The smuggled cigarettes are usually transported from states with lower taxes on cigarettes.
New York State has some of the highest cigarette taxes in the nation with a tax rate in new York City currently at $5.85 cents per pack. The state rate is $4.35 per pack.
There are a number of policy lessons to learn from this example.
First, prohibition doesn’t work. There are a lot of people who have a lot of confidence in the government’s ability to manipulate behavior through taxes, regulations, mandates and bans. But markets are dynamic, and laws are static. Where there is demand, there will be supply. We should have learned this lesson after alcohol prohibition, but we haven’t.

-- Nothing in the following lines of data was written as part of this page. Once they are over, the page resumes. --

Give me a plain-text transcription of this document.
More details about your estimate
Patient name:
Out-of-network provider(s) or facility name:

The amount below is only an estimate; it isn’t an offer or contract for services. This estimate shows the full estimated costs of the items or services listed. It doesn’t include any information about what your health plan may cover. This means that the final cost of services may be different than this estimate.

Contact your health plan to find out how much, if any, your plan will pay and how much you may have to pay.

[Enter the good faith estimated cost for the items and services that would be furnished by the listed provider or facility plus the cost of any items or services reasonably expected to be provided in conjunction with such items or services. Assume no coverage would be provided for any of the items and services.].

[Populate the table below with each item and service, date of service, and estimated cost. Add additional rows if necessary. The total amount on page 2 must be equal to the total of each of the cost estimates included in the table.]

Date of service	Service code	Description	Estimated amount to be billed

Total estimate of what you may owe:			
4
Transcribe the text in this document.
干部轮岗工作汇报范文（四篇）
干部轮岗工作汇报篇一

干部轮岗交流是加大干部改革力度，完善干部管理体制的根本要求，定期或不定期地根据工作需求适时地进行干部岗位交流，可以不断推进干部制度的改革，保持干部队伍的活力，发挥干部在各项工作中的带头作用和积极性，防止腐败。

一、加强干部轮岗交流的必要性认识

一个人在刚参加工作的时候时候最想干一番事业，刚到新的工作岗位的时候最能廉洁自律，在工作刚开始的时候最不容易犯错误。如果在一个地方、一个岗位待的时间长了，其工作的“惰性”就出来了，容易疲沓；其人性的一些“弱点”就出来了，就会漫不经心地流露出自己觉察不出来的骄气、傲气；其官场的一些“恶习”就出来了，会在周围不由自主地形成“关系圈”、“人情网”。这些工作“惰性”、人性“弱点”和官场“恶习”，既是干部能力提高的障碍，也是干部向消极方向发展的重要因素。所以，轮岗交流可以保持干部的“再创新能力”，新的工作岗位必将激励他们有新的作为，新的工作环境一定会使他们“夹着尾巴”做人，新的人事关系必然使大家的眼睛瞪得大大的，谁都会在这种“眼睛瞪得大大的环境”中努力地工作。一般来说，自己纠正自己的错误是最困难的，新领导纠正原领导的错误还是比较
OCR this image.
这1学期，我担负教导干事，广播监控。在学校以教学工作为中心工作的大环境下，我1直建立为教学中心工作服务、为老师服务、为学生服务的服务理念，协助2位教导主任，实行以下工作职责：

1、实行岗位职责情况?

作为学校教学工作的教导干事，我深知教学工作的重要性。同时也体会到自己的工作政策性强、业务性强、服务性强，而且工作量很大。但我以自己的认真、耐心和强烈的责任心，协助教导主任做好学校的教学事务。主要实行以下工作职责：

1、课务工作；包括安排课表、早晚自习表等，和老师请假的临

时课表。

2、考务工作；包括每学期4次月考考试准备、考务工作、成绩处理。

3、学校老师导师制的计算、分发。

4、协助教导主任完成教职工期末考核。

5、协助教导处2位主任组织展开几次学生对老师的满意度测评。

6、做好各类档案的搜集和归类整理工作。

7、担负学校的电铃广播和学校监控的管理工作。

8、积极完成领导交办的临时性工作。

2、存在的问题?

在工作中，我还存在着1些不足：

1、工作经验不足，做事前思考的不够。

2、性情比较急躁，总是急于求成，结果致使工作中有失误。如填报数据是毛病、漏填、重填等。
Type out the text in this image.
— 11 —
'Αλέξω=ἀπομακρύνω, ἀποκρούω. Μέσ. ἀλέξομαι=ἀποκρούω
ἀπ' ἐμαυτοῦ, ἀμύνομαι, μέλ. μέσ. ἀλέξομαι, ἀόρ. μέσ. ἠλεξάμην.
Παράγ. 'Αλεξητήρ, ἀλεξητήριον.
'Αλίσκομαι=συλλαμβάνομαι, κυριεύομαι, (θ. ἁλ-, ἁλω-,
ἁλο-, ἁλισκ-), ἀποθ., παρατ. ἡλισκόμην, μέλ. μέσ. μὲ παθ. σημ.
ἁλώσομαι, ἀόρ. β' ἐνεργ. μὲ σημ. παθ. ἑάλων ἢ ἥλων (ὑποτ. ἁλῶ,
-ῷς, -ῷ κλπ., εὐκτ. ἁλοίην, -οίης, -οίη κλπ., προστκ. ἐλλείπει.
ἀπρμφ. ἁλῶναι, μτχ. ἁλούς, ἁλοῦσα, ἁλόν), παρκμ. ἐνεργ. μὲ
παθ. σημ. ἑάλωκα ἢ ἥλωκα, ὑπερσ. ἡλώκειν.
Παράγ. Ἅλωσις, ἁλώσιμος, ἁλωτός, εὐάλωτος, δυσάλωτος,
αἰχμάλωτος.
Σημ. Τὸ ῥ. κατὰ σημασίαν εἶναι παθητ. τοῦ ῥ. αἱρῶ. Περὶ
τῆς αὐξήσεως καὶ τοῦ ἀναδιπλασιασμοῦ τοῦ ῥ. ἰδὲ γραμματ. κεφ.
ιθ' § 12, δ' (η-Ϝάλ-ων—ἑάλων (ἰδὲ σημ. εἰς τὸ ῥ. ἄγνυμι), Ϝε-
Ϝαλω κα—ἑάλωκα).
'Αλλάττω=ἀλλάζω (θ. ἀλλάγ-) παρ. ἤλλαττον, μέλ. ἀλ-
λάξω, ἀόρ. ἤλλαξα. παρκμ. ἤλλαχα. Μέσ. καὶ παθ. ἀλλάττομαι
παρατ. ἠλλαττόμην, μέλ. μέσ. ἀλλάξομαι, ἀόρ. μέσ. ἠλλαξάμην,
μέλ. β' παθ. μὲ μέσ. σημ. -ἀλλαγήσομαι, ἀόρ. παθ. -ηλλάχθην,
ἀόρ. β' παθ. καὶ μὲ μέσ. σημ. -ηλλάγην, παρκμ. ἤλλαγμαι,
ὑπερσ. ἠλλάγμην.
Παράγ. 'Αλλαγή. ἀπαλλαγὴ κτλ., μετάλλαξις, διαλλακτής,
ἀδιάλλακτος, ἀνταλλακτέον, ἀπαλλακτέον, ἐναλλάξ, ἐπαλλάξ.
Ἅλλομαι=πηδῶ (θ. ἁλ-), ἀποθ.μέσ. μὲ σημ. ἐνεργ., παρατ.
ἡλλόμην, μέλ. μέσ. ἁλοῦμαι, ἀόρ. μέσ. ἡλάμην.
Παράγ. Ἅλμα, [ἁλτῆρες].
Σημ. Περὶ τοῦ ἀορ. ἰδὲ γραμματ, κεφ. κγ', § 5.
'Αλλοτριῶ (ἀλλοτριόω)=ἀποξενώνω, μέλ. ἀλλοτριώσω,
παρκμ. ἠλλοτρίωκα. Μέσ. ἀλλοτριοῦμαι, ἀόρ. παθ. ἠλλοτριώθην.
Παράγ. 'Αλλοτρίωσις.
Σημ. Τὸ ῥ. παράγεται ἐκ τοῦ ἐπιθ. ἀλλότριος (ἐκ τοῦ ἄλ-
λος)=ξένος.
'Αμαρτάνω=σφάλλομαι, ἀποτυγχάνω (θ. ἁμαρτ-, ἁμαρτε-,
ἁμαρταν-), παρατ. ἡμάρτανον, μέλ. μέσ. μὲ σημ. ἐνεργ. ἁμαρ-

Second, the government’s ability to tax is finite. Once you raise taxes beyond a certain point, people start to act to avoid them by exploiting loopholes, both legal and illegal, and/or moving away from them.
This is why, historically speaking, the federal government has only ever been able to collect about 16 – 18% of GDP in tax revenues no matter how many taxes they levy, and how how tax rates go.
Again, once you raise taxes to a certain level, people start to avoid those taxes.